Infectious Disease Compendium

Mansonella

Microbiology

A worm. M. ozzardi, M. perstans, M. streptocerca. They live in serous cavities of the human body. Look for the filaria on concentrated venous blood and there is an ELISA.

M. perstans and M. ozzardi are diagnosed by the finding of microfilariae in blood. There is no periodicity. M. streptocerca is diagnosed with microfilariae in skin biopsy.

Epidemiologic Risks

Mansonella ozzardi: blackfly and midge bite, in Latin America.

Mansonella perstans: midges in Africa and South America.

Mansonella streptocerca: midge bites in central Africa. Microfilariae can be found on skin biopsy.

Syndromes

Mansonella ozzardi: most asymptomatic.

Mansonella perstans: most asymptomatic. Swelling are similar to Calabar swellings due to L. loa nematodes. Calabar swellings are episodic angioedema of the arms and legs due to immune reactions. They are 3–10 cm, non erythematous, and non pitting. They can form cysts of connective tissue around muscle tendons that are painful with movement. They last for 1–3 days with localized urticaria and pruritus. Itching and abdominal pain most common symptoms.

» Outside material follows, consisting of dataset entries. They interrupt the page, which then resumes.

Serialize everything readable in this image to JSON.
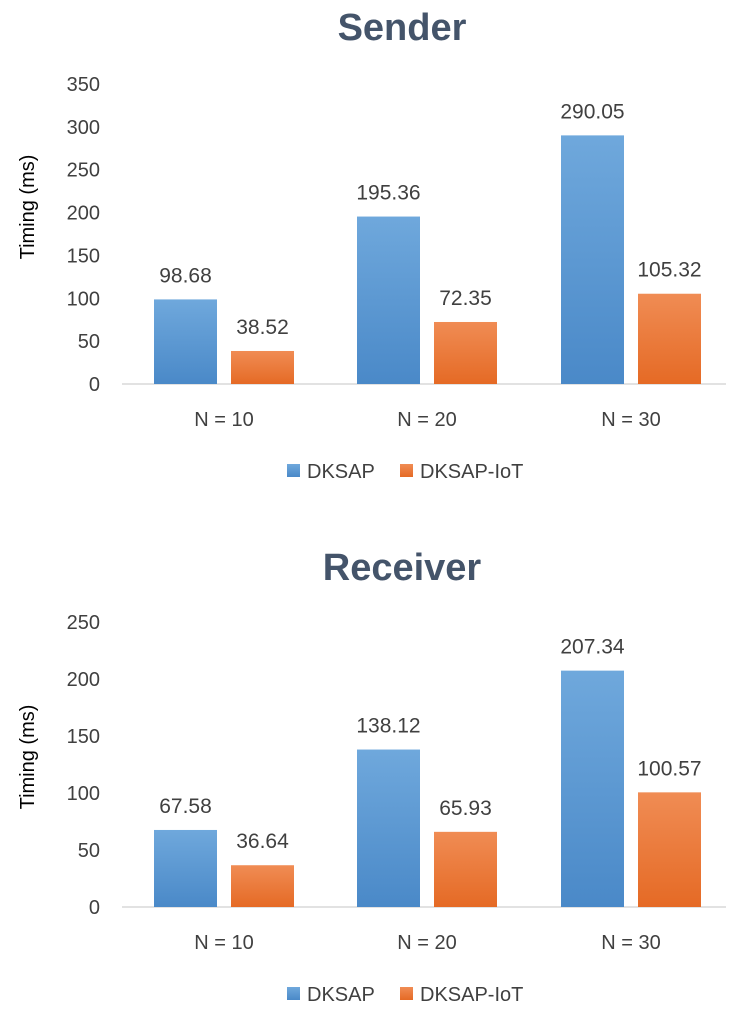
{
  "chart_data": [
    {
      "type": "bar",
      "title": "Sender",
      "xlabel": "",
      "ylabel": "Timing (ms)",
      "categories": [
        "N = 10",
        "N = 20",
        "N = 30"
      ],
      "ylim": [
        0,
        350
      ],
      "yticks": [
        0,
        50,
        100,
        150,
        200,
        250,
        300,
        350
      ],
      "grid": false,
      "legend": "bottom",
      "series": [
        {
          "name": "DKSAP",
          "values": [
            98.68,
            195.36,
            290.05
          ],
          "labels": [
            "98.68",
            "195.36",
            "290.05"
          ],
          "color": "#5b9bd5"
        },
        {
          "name": "DKSAP-IoT",
          "values": [
            38.52,
            72.35,
            105.32
          ],
          "labels": [
            "38.52",
            "72.35",
            "105.32"
          ],
          "color": "#ed7d31"
        }
      ]
    },
    {
      "type": "bar",
      "title": "Receiver",
      "xlabel": "",
      "ylabel": "Timing (ms)",
      "categories": [
        "N = 10",
        "N = 20",
        "N = 30"
      ],
      "ylim": [
        0,
        250
      ],
      "yticks": [
        0,
        50,
        100,
        150,
        200,
        250
      ],
      "grid": false,
      "legend": "bottom",
      "series": [
        {
          "name": "DKSAP",
          "values": [
            67.58,
            138.12,
            207.34
          ],
          "labels": [
            "67.58",
            "138.12",
            "207.34"
          ],
          "color": "#5b9bd5"
        },
        {
          "name": "DKSAP-IoT",
          "values": [
            36.64,
            65.93,
            100.57
          ],
          "labels": [
            "36.64",
            "65.93",
            "100.57"
          ],
          "color": "#ed7d31"
        }
      ]
    }
  ]
}
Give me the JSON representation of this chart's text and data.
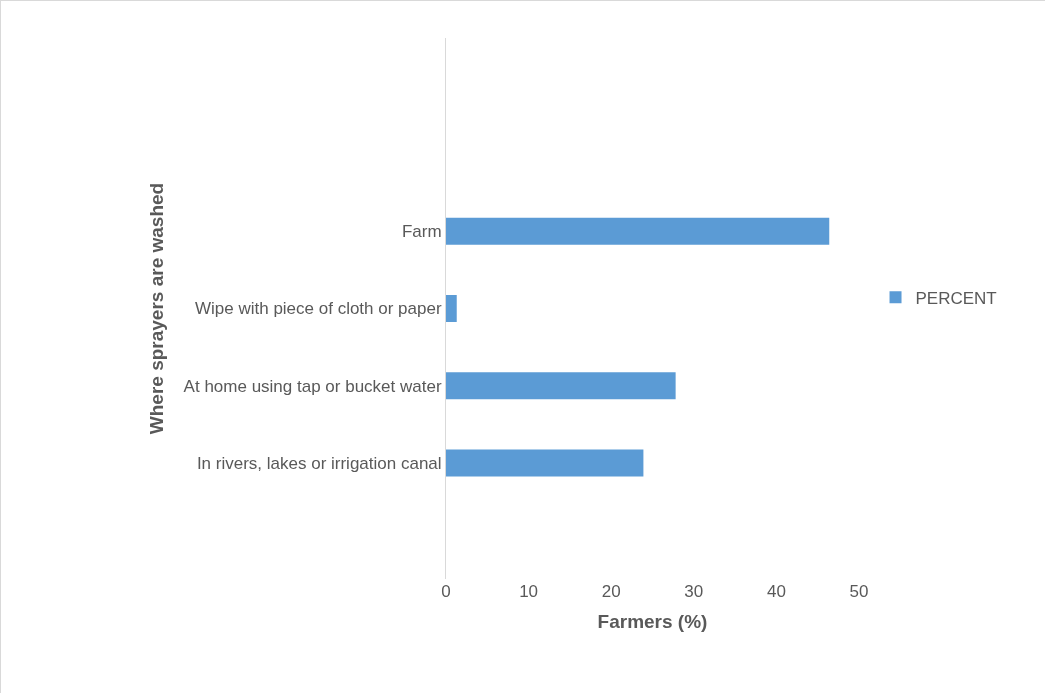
{
  "chart_data": {
    "type": "bar",
    "orientation": "horizontal",
    "xlabel": "Farmers (%)",
    "ylabel": "Where sprayers are washed",
    "categories": [
      "Farm",
      "Wipe with piece of cloth or paper",
      "At home using tap or bucket water",
      "In rivers, lakes or irrigation canal"
    ],
    "series": [
      {
        "name": "PERCENT",
        "color": "#5b9bd5",
        "values": [
          46.4,
          1.3,
          27.8,
          23.9
        ]
      }
    ],
    "xlim": [
      0,
      50
    ],
    "xticks": [
      0,
      10,
      20,
      30,
      40,
      50
    ],
    "grid": false,
    "legend": "right"
  }
}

Mansonella streptocerca: dermatitis.

Most have eosinophilia.

Treatment

Mansonella ozzardi: Ivermectin

Mansonella perstans: Best is mebendazole then doxycycline (PubMed). Here is something real cool: to live the Mansonella perstans requires the intracellular endosymbiont (like what got Spiderman and turned his spider suit black) Wolbachia. If you treat with doxycycline 200 mg a day for 6 weeks, you get rid of the Mansonella (PubMed).

Mansonella streptocerca: diethylcarbamazine.